Chord-Scale Explorer

Select a chord type to see which scales fit and when to use each one.

What is Chord-Scale Theory?
A practical framework for choosing scales over chords

Chord-scale theory maps each chord type to one or more scales that sound consonant over it. Rather than memorizing arbitrary note choices, you learn which scales "fit" each chord and choose based on the musical context.

The idea is simple: every chord implies a set of tensions and extensions. A scale that contains the chord tones plus complementary extensions will sound coherent when played over that chord. Different scale choices add different colors and levels of tension.

For example, a dominant 7th chord (like G7) can take several scales depending on context. Mixolydian gives a basic, unaltered sound. The Altered scale provides maximum tension. Lydian Dominant offers brightness. The choice depends on what comes before and after the chord, the style of music, and the mood you want.
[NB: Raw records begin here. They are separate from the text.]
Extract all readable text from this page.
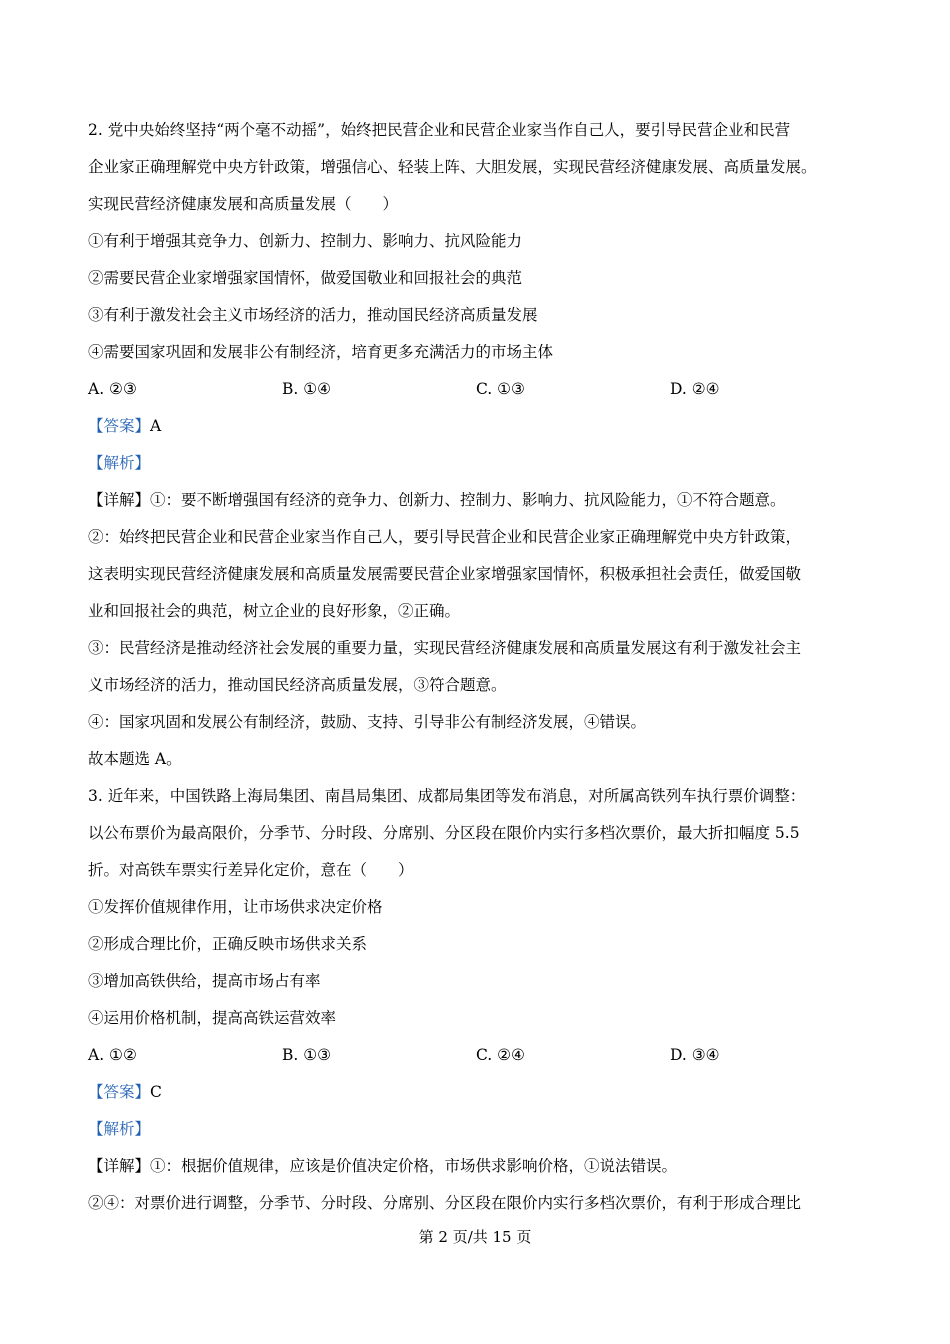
2. 党中央始终坚持“两个毫不动摇”，始终把民营企业和民营企业家当作自己人，要引导民营企业和民营
企业家正确理解党中央方针政策，增强信心、轻装上阵、大胆发展，实现民营经济健康发展、高质量发展。
实现民营经济健康发展和高质量发展（　　）
①有利于增强其竞争力、创新力、控制力、影响力、抗风险能力
②需要民营企业家增强家国情怀，做爱国敬业和回报社会的典范
③有利于激发社会主义市场经济的活力，推动国民经济高质量发展
④需要国家巩固和发展非公有制经济，培育更多充满活力的市场主体
A. ②③	B. ①④	C. ①③	D. ②④
【答案】A
【解析】
【详解】①：要不断增强国有经济的竞争力、创新力、控制力、影响力、抗风险能力，①不符合题意。
②：始终把民营企业和民营企业家当作自己人，要引导民营企业和民营企业家正确理解党中央方针政策，
这表明实现民营经济健康发展和高质量发展需要民营企业家增强家国情怀，积极承担社会责任，做爱国敬
业和回报社会的典范，树立企业的良好形象，②正确。
③：民营经济是推动经济社会发展的重要力量，实现民营经济健康发展和高质量发展这有利于激发社会主
义市场经济的活力，推动国民经济高质量发展，③符合题意。
④：国家巩固和发展公有制经济，鼓励、支持、引导非公有制经济发展，④错误。
故本题选 A。
3. 近年来，中国铁路上海局集团、南昌局集团、成都局集团等发布消息，对所属高铁列车执行票价调整：
以公布票价为最高限价，分季节、分时段、分席别、分区段在限价内实行多档次票价，最大折扣幅度 5.5
折。对高铁车票实行差异化定价，意在（　　）
①发挥价值规律作用，让市场供求决定价格
②形成合理比价，正确反映市场供求关系
③增加高铁供给，提高市场占有率
④运用价格机制，提高高铁运营效率
A. ①②	B. ①③	C. ②④	D. ③④
【答案】C
【解析】
【详解】①：根据价值规律，应该是价值决定价格，市场供求影响价格，①说法错误。
②④：对票价进行调整，分季节、分时段、分席别、分区段在限价内实行多档次票价，有利于形成合理比
第 2 页/共 15 页
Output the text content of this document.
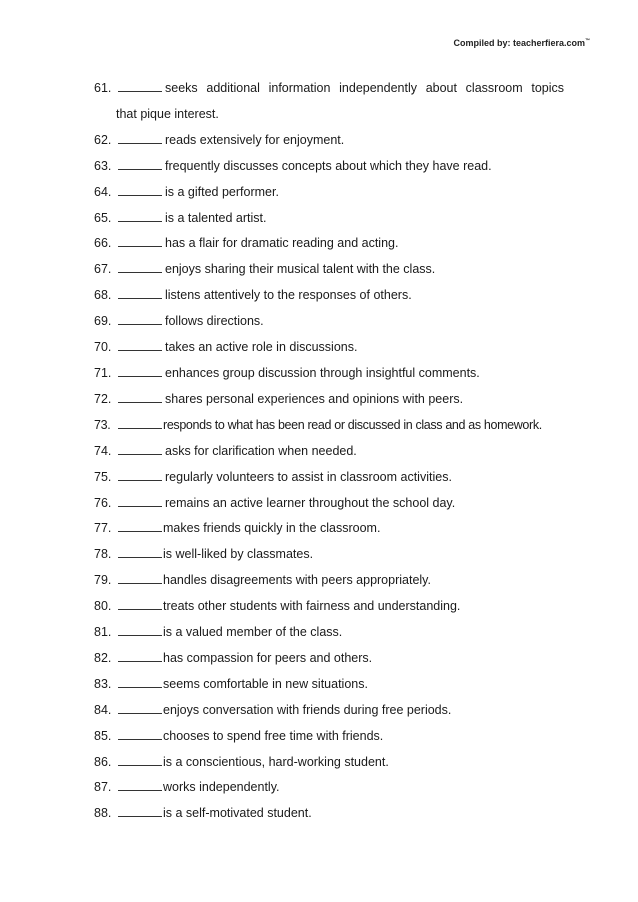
Compiled by: teacherfiera.com™
61.	seeks additional information independently about classroom topics
that pique interest.
62.	reads extensively for enjoyment.
63.	frequently discusses concepts about which they have read.
64.	is a gifted performer.
65.	is a talented artist.
66.	has a flair for dramatic reading and acting.
67.	enjoys sharing their musical talent with the class.
68.	listens attentively to the responses of others.
69.	follows directions.
70.	takes an active role in discussions.
71.	enhances group discussion through insightful comments.
72.	shares personal experiences and opinions with peers.
73.	responds to what has been read or discussed in class and as homework.
74.	asks for clarification when needed.
75.	regularly volunteers to assist in classroom activities.
76.	remains an active learner throughout the school day.
77.	makes friends quickly in the classroom.
78.	is well-liked by classmates.
79.	handles disagreements with peers appropriately.
80.	treats other students with fairness and understanding.
81.	is a valued member of the class.
82.	has compassion for peers and others.
83.	seems comfortable in new situations.
84.	enjoys conversation with friends during free periods.
85.	chooses to spend free time with friends.
86.	is a conscientious, hard-working student.
87.	works independently.
88.	is a self-motivated student.
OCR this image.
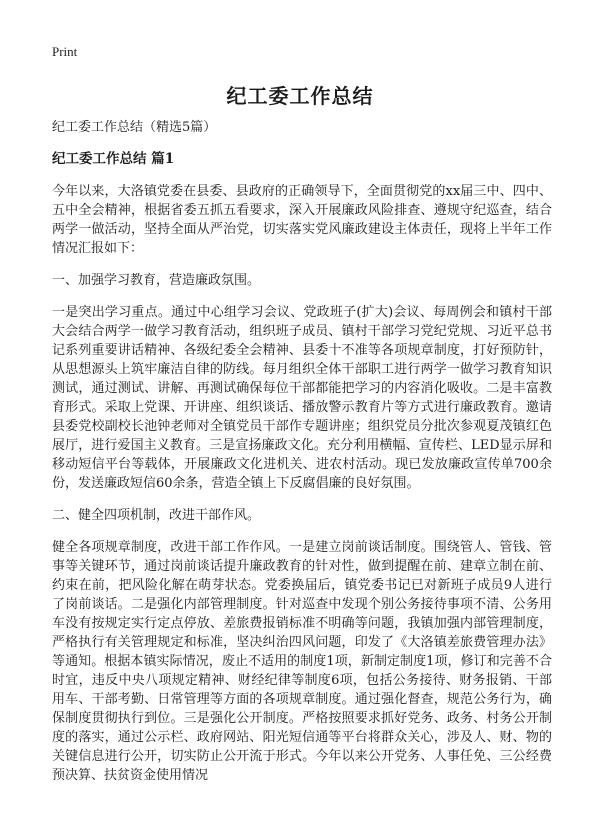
Print
纪工委工作总结

纪工委工作总结（精选5篇）

纪工委工作总结 篇1

今年以来，大洛镇党委在县委、县政府的正确领导下，全面贯彻党的xx届三中、四中、五中全会精神，根据省委五抓五看要求，深入开展廉政风险排查、遵规守纪巡查，结合两学一做活动，坚持全面从严治党，切实落实党风廉政建设主体责任，现将上半年工作情况汇报如下：

一、加强学习教育，营造廉政氛围。

一是突出学习重点。通过中心组学习会议、党政班子(扩大)会议、每周例会和镇村干部大会结合两学一做学习教育活动，组织班子成员、镇村干部学习党纪党规、习近平总书记系列重要讲话精神、各级纪委全会精神、县委十不准等各项规章制度，打好预防针，从思想源头上筑牢廉洁自律的防线。每月组织全体干部职工进行两学一做学习教育知识测试，通过测试、讲解、再测试确保每位干部都能把学习的内容消化吸收。二是丰富教育形式。采取上党课、开讲座、组织谈话、播放警示教育片等方式进行廉政教育。邀请县委党校副校长池钟老师对全镇党员干部作专题讲座；组织党员分批次参观夏茂镇红色展厅，进行爱国主义教育。三是宣扬廉政文化。充分利用横幅、宣传栏、LED显示屏和移动短信平台等载体，开展廉政文化进机关、进农村活动。现已发放廉政宣传单700余份，发送廉政短信60余条，营造全镇上下反腐倡廉的良好氛围。

二、健全四项机制，改进干部作风。

健全各项规章制度，改进干部工作作风。一是建立岗前谈话制度。围绕管人、管钱、管事等关键环节，通过岗前谈话提升廉政教育的针对性，做到提醒在前、建章立制在前、约束在前，把风险化解在萌芽状态。党委换届后，镇党委书记已对新班子成员9人进行了岗前谈话。二是强化内部管理制度。针对巡查中发现个别公务接待事项不清、公务用车没有按规定实行定点停放、差旅费报销标准不明确等问题，我镇加强内部管理制度，严格执行有关管理规定和标准，坚决纠治四风问题，印发了《大洛镇差旅费管理办法》等通知。根据本镇实际情况，废止不适用的制度1项，新制定制度1项，修订和完善不合时宜，违反中央八项规定精神、财经纪律等制度6项，包括公务接待、财务报销、干部用车、干部考勤、日常管理等方面的各项规章制度。通过强化督查，规范公务行为，确保制度贯彻执行到位。三是强化公开制度。严格按照要求抓好党务、政务、村务公开制度的落实，通过公示栏、政府网站、阳光短信通等平台将群众关心，涉及人、财、物的关键信息进行公开，切实防止公开流于形式。今年以来公开党务、人事任免、三公经费预决算、扶贫资金使用情况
Select a chord type above to explore its scale options.

Explore further

Common questions

What scale fits over a Cmaj7 chord?
C Ionian is the default. C Lydian (Ionian with a raised 4th) works when the chord is functioning as the I in a Lydian context, common in modern jazz and film scoring. Both contain the chord tones C-E-G-B; Lydian adds an F♯ that gives it a brighter, more open sound.
What's a chord-scale relationship?
Every chord has a set of scales that share its chord tones and add color tones around them. Improvising over a chord means picking a scale whose notes work: Dorian fits m7, Mixolydian fits dom7, altered fits dom7alt, and so on. The Chord-Scale Explorer maps every common chord to its compatible scales so you don't have to memorize the lookup table.
How do I find substitute chords?
Two common substitutions: tritone subs (replace a dom7 with the dom7 a tritone away, G7 becomes D♭7), and relative-quality subs (swap a chord for one sharing 3 of its 4 tones, Cmaj7 with Am7). The explorer shows compatible substitutes for each chord type so you can rewrite progressions without losing harmonic direction.